In New York Knicks Land, Donnie Walsh has had to be a miracle worker in washing the stench-filled, sad, pathetic Isiah Thomas era off the franchise. It's a stain that is hard to get off. But he may have finally done it. LeBron James or no LeBron James, and maybe there was some luck involved, but the 2010-'11 Knicks have actual promise. Amar'e Stoudemire has been all he was cracked up to be, and more. Who knew he would become such a good leader? And who knew Raymond Felton would be this good? But they have a long way to go before one could say with complete conviction that the Knicks have truly changed. But the upswing may have begun.

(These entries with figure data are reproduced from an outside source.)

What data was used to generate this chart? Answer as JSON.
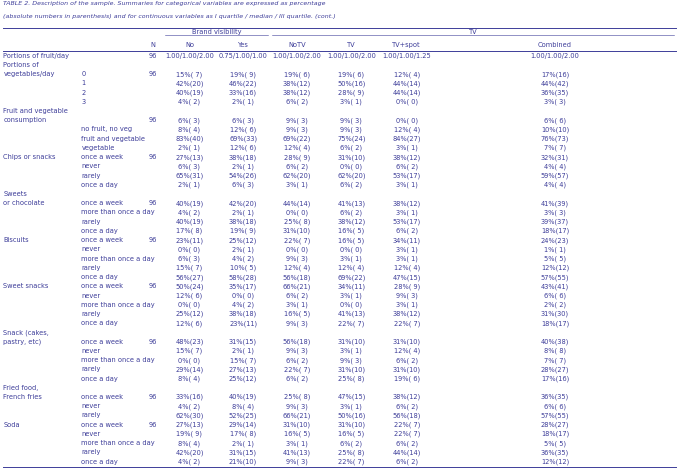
{
  "title_line1": "TABLE 2. Description of the sample. Summaries for categorical variables are expressed as percentage",
  "title_line2": "(absolute numbers in parenthesis) and for continuous variables as I quartile / median / III quartile. (cont.)",
  "rows": [
    [
      "Portions of fruit/day",
      "",
      "96",
      "1.00/1.00/2.00",
      "0.75/1.00/1.00",
      "1.00/1.00/2.00",
      "1.00/1.00/2.00",
      "1.00/1.00/1.25",
      "1.00/1.00/2.00"
    ],
    [
      "Portions of",
      "",
      "",
      "",
      "",
      "",
      "",
      "",
      ""
    ],
    [
      "vegetables/day",
      "0",
      "96",
      "15%( 7)",
      "19%( 9)",
      "19%( 6)",
      "19%( 6)",
      "12%( 4)",
      "17%(16)"
    ],
    [
      "",
      "1",
      "",
      "42%(20)",
      "46%(22)",
      "38%(12)",
      "50%(16)",
      "44%(14)",
      "44%(42)"
    ],
    [
      "",
      "2",
      "",
      "40%(19)",
      "33%(16)",
      "38%(12)",
      "28%( 9)",
      "44%(14)",
      "36%(35)"
    ],
    [
      "",
      "3",
      "",
      "4%( 2)",
      "2%( 1)",
      "6%( 2)",
      "3%( 1)",
      "0%( 0)",
      "3%( 3)"
    ],
    [
      "Fruit and vegetable",
      "",
      "",
      "",
      "",
      "",
      "",
      "",
      ""
    ],
    [
      "consumption",
      "",
      "96",
      "6%( 3)",
      "6%( 3)",
      "9%( 3)",
      "9%( 3)",
      "0%( 0)",
      "6%( 6)"
    ],
    [
      "",
      "no fruit, no veg",
      "",
      "8%( 4)",
      "12%( 6)",
      "9%( 3)",
      "9%( 3)",
      "12%( 4)",
      "10%(10)"
    ],
    [
      "",
      "fruit and vegetable",
      "",
      "83%(40)",
      "69%(33)",
      "69%(22)",
      "75%(24)",
      "84%(27)",
      "76%(73)"
    ],
    [
      "",
      "vegetable",
      "",
      "2%( 1)",
      "12%( 6)",
      "12%( 4)",
      "6%( 2)",
      "3%( 1)",
      "7%( 7)"
    ],
    [
      "Chips or snacks",
      "once a week",
      "96",
      "27%(13)",
      "38%(18)",
      "28%( 9)",
      "31%(10)",
      "38%(12)",
      "32%(31)"
    ],
    [
      "",
      "never",
      "",
      "6%( 3)",
      "2%( 1)",
      "6%( 2)",
      "0%( 0)",
      "6%( 2)",
      "4%( 4)"
    ],
    [
      "",
      "rarely",
      "",
      "65%(31)",
      "54%(26)",
      "62%(20)",
      "62%(20)",
      "53%(17)",
      "59%(57)"
    ],
    [
      "",
      "once a day",
      "",
      "2%( 1)",
      "6%( 3)",
      "3%( 1)",
      "6%( 2)",
      "3%( 1)",
      "4%( 4)"
    ],
    [
      "Sweets",
      "",
      "",
      "",
      "",
      "",
      "",
      "",
      ""
    ],
    [
      "or chocolate",
      "once a week",
      "96",
      "40%(19)",
      "42%(20)",
      "44%(14)",
      "41%(13)",
      "38%(12)",
      "41%(39)"
    ],
    [
      "",
      "more than once a day",
      "",
      "4%( 2)",
      "2%( 1)",
      "0%( 0)",
      "6%( 2)",
      "3%( 1)",
      "3%( 3)"
    ],
    [
      "",
      "rarely",
      "",
      "40%(19)",
      "38%(18)",
      "25%( 8)",
      "38%(12)",
      "53%(17)",
      "39%(37)"
    ],
    [
      "",
      "once a day",
      "",
      "17%( 8)",
      "19%( 9)",
      "31%(10)",
      "16%( 5)",
      "6%( 2)",
      "18%(17)"
    ],
    [
      "Biscuits",
      "once a week",
      "96",
      "23%(11)",
      "25%(12)",
      "22%( 7)",
      "16%( 5)",
      "34%(11)",
      "24%(23)"
    ],
    [
      "",
      "never",
      "",
      "0%( 0)",
      "2%( 1)",
      "0%( 0)",
      "0%( 0)",
      "3%( 1)",
      "1%( 1)"
    ],
    [
      "",
      "more than once a day",
      "",
      "6%( 3)",
      "4%( 2)",
      "9%( 3)",
      "3%( 1)",
      "3%( 1)",
      "5%( 5)"
    ],
    [
      "",
      "rarely",
      "",
      "15%( 7)",
      "10%( 5)",
      "12%( 4)",
      "12%( 4)",
      "12%( 4)",
      "12%(12)"
    ],
    [
      "",
      "once a day",
      "",
      "56%(27)",
      "58%(28)",
      "56%(18)",
      "69%(22)",
      "47%(15)",
      "57%(55)"
    ],
    [
      "Sweet snacks",
      "once a week",
      "96",
      "50%(24)",
      "35%(17)",
      "66%(21)",
      "34%(11)",
      "28%( 9)",
      "43%(41)"
    ],
    [
      "",
      "never",
      "",
      "12%( 6)",
      "0%( 0)",
      "6%( 2)",
      "3%( 1)",
      "9%( 3)",
      "6%( 6)"
    ],
    [
      "",
      "more than once a day",
      "",
      "0%( 0)",
      "4%( 2)",
      "3%( 1)",
      "0%( 0)",
      "3%( 1)",
      "2%( 2)"
    ],
    [
      "",
      "rarely",
      "",
      "25%(12)",
      "38%(18)",
      "16%( 5)",
      "41%(13)",
      "38%(12)",
      "31%(30)"
    ],
    [
      "",
      "once a day",
      "",
      "12%( 6)",
      "23%(11)",
      "9%( 3)",
      "22%( 7)",
      "22%( 7)",
      "18%(17)"
    ],
    [
      "Snack (cakes,",
      "",
      "",
      "",
      "",
      "",
      "",
      "",
      ""
    ],
    [
      "pastry, etc)",
      "once a week",
      "96",
      "48%(23)",
      "31%(15)",
      "56%(18)",
      "31%(10)",
      "31%(10)",
      "40%(38)"
    ],
    [
      "",
      "never",
      "",
      "15%( 7)",
      "2%( 1)",
      "9%( 3)",
      "3%( 1)",
      "12%( 4)",
      "8%( 8)"
    ],
    [
      "",
      "more than once a day",
      "",
      "0%( 0)",
      "15%( 7)",
      "6%( 2)",
      "9%( 3)",
      "6%( 2)",
      "7%( 7)"
    ],
    [
      "",
      "rarely",
      "",
      "29%(14)",
      "27%(13)",
      "22%( 7)",
      "31%(10)",
      "31%(10)",
      "28%(27)"
    ],
    [
      "",
      "once a day",
      "",
      "8%( 4)",
      "25%(12)",
      "6%( 2)",
      "25%( 8)",
      "19%( 6)",
      "17%(16)"
    ],
    [
      "Fried food,",
      "",
      "",
      "",
      "",
      "",
      "",
      "",
      ""
    ],
    [
      "French fries",
      "once a week",
      "96",
      "33%(16)",
      "40%(19)",
      "25%( 8)",
      "47%(15)",
      "38%(12)",
      "36%(35)"
    ],
    [
      "",
      "never",
      "",
      "4%( 2)",
      "8%( 4)",
      "9%( 3)",
      "3%( 1)",
      "6%( 2)",
      "6%( 6)"
    ],
    [
      "",
      "rarely",
      "",
      "62%(30)",
      "52%(25)",
      "66%(21)",
      "50%(16)",
      "56%(18)",
      "57%(55)"
    ],
    [
      "Soda",
      "once a week",
      "96",
      "27%(13)",
      "29%(14)",
      "31%(10)",
      "31%(10)",
      "22%( 7)",
      "28%(27)"
    ],
    [
      "",
      "never",
      "",
      "19%( 9)",
      "17%( 8)",
      "16%( 5)",
      "16%( 5)",
      "22%( 7)",
      "18%(17)"
    ],
    [
      "",
      "more than once a day",
      "",
      "8%( 4)",
      "2%( 1)",
      "3%( 1)",
      "6%( 2)",
      "6%( 2)",
      "5%( 5)"
    ],
    [
      "",
      "rarely",
      "",
      "42%(20)",
      "31%(15)",
      "41%(13)",
      "25%( 8)",
      "44%(14)",
      "36%(35)"
    ],
    [
      "",
      "once a day",
      "",
      "4%( 2)",
      "21%(10)",
      "9%( 3)",
      "22%( 7)",
      "6%( 2)",
      "12%(12)"
    ]
  ],
  "text_color": "#3d3d99",
  "line_color": "#3d3d99",
  "bg_color": "#ffffff",
  "font_size": 4.8,
  "col_l": [
    0.005,
    0.118,
    0.21,
    0.24,
    0.318,
    0.398,
    0.477,
    0.558,
    0.64
  ],
  "col_r": [
    0.118,
    0.21,
    0.24,
    0.318,
    0.398,
    0.477,
    0.558,
    0.64,
    0.995
  ]
}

Avery Johnson, Billy King and Mikhail Prokhorov are doing all they can to turn the New Jersey Nets into a winning organization. After last season, they have nowhere to go but up, of course. But Johnson is attempting a new way of doing business, by not coddling his best players but instead is using a tough love approach and constantly challenging them. He's also shaken things up with an early morning shoot-around in between back-to-back games, among other techniques. They've already won half as many games as last season, and they're starting to find moral victories unacceptable, which is a first step toward a winning foundation. After the triple-overtime loss to Oklahoma City, Kris Humphries stated: "I guess it's a test right now. We're in a hole, and we're all we get to get out. We've got to stick together. We've got to start getting wins. Positive effort? At the end of the day it doesn't say ‘They played hard this game, it was close here.' There's an L and a W. We put ourselves in a position to win. It's time to win these games."
And that leaves the Islanders. They have the GM in place, in Garth Snow. They thought they had the coach for the long-term turnaround in Scott Gordon, but that didn't work out. They do have numerous young talented players. Unfortunately, a batch of them are on injured reserve, which has sabotaged their season. But it all starts with the owner, and the Islanders haven't had a good one in ages. Snow can only do so much with the purse strings so tight, and with the franchise on such shaky ground.
Will the Mets, Knicks, Nets and Islanders be able to build a sustained winning atmosphere? Can they do it without the hurricane-like presence of a Rex Ryan? They're all taking the patient, long-term approach. Will this time be different for each franchise? Will this be the plan that finally works? We'll have to keep our fingers crossed and hope the answer is "yes."